Mario Cravo Neto, Los Angeles, 1995

About the Author

Victoria Shorr has been compared to John O’Hara, Henry James, Edith Wharton and F. Scott Fitzgerald.

Her first book, Backlands, was named one of Booklist’s top-ten first novels of 2016. Her third novel, The Plum Trees, was listed as a New York Times Recommended Historical Fiction selection for 2021. Her second book, Midnight, “a flamboyant display of empathy and wit,” where “the line between fact and fiction seems to disappear,” tells the stories of Jane Austen, Mary Shelley and Joan of Arc. Her fourth, Mid-Air, was called a “ minor masterpiece” in the Wall Street Journal.

None of these books would have come to light had they not somehow gotten over the transom of Starling Lawrence. Where there had been nothing but no’s, there was suddenly a yes—from the legendary Editor-in-Chief at W. W. Norton, no less. He published Backlands in 2015. Shorr was in her sixties.

It would have been harder if the dream of publication had been all she had to live on. But Shorr came of age steeped in the activism of the sixties and seventies, and she had not only her writing but her dreams of social justice and equality to keep her going.

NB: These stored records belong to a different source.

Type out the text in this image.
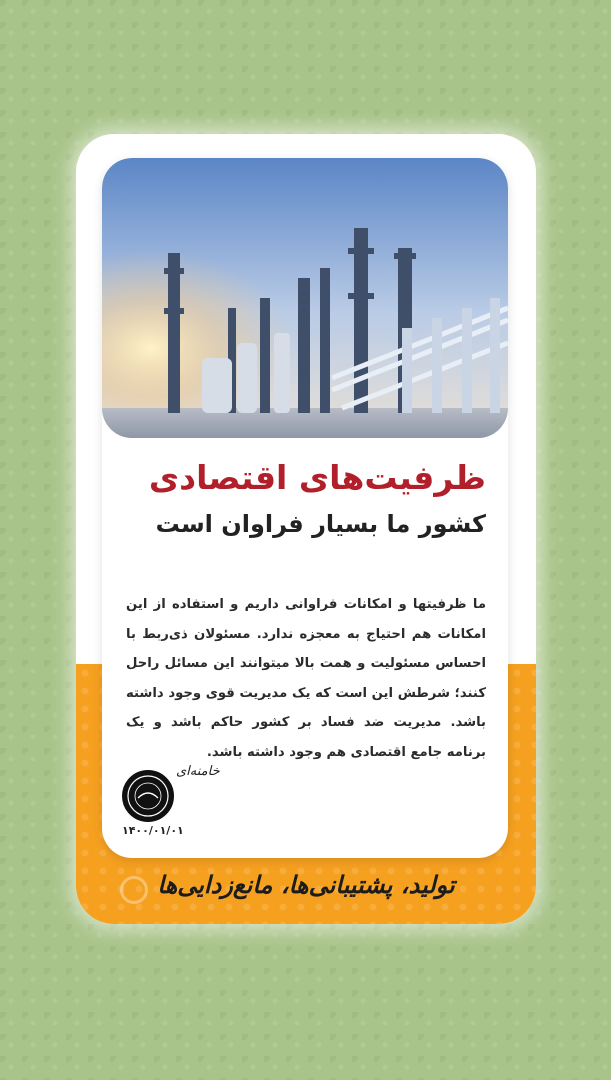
ظرفیت‌های اقتصادی
کشور ما بسیار فراوان است
ما ظرفیتها و امکانات فراوانی داریم و استفاده از این امکانات هم احتیاج به معجزه ندارد. مسئولان ذی‌ربط با احساس مسئولیت و همت بالا میتوانند این مسائل راحل کنند؛ شرطش این است که یک مدیریت قوی وجود داشته باشد. مدیریت ضد فساد بر کشور حاکم باشد و یک برنامه جامع اقتصادی هم وجود داشته باشد.
خامنه‌ای
۱۴۰۰/۰۱/۰۱
تولید، پشتیبانی‌ها، مانع‌زدایی‌ها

In 1995, stirred deeply by the deplorable treatment of Anita Hill during the Clarence Thomas hearings, she was moved to co-found the Archer School for Girls that opened in L.A. in 1995 [https://www.archer.org]. Twenty years later, she co-founded the Pine Ridge Girls School [https://pineridgegirlsschool.org], the first independent, Lakota girls’ school in America.

Like her books, the schools are linked by a re-envisioning, in this case of what progressive, empowering education looks like, for girls in L.A. and those on the Pine Ridge Reservation.

Shorr lived in Brazil for ten years, then moved to Los Angeles, and now is based in New York.

She is married to writer/film maker John Perkins, has three children and six grandchildren.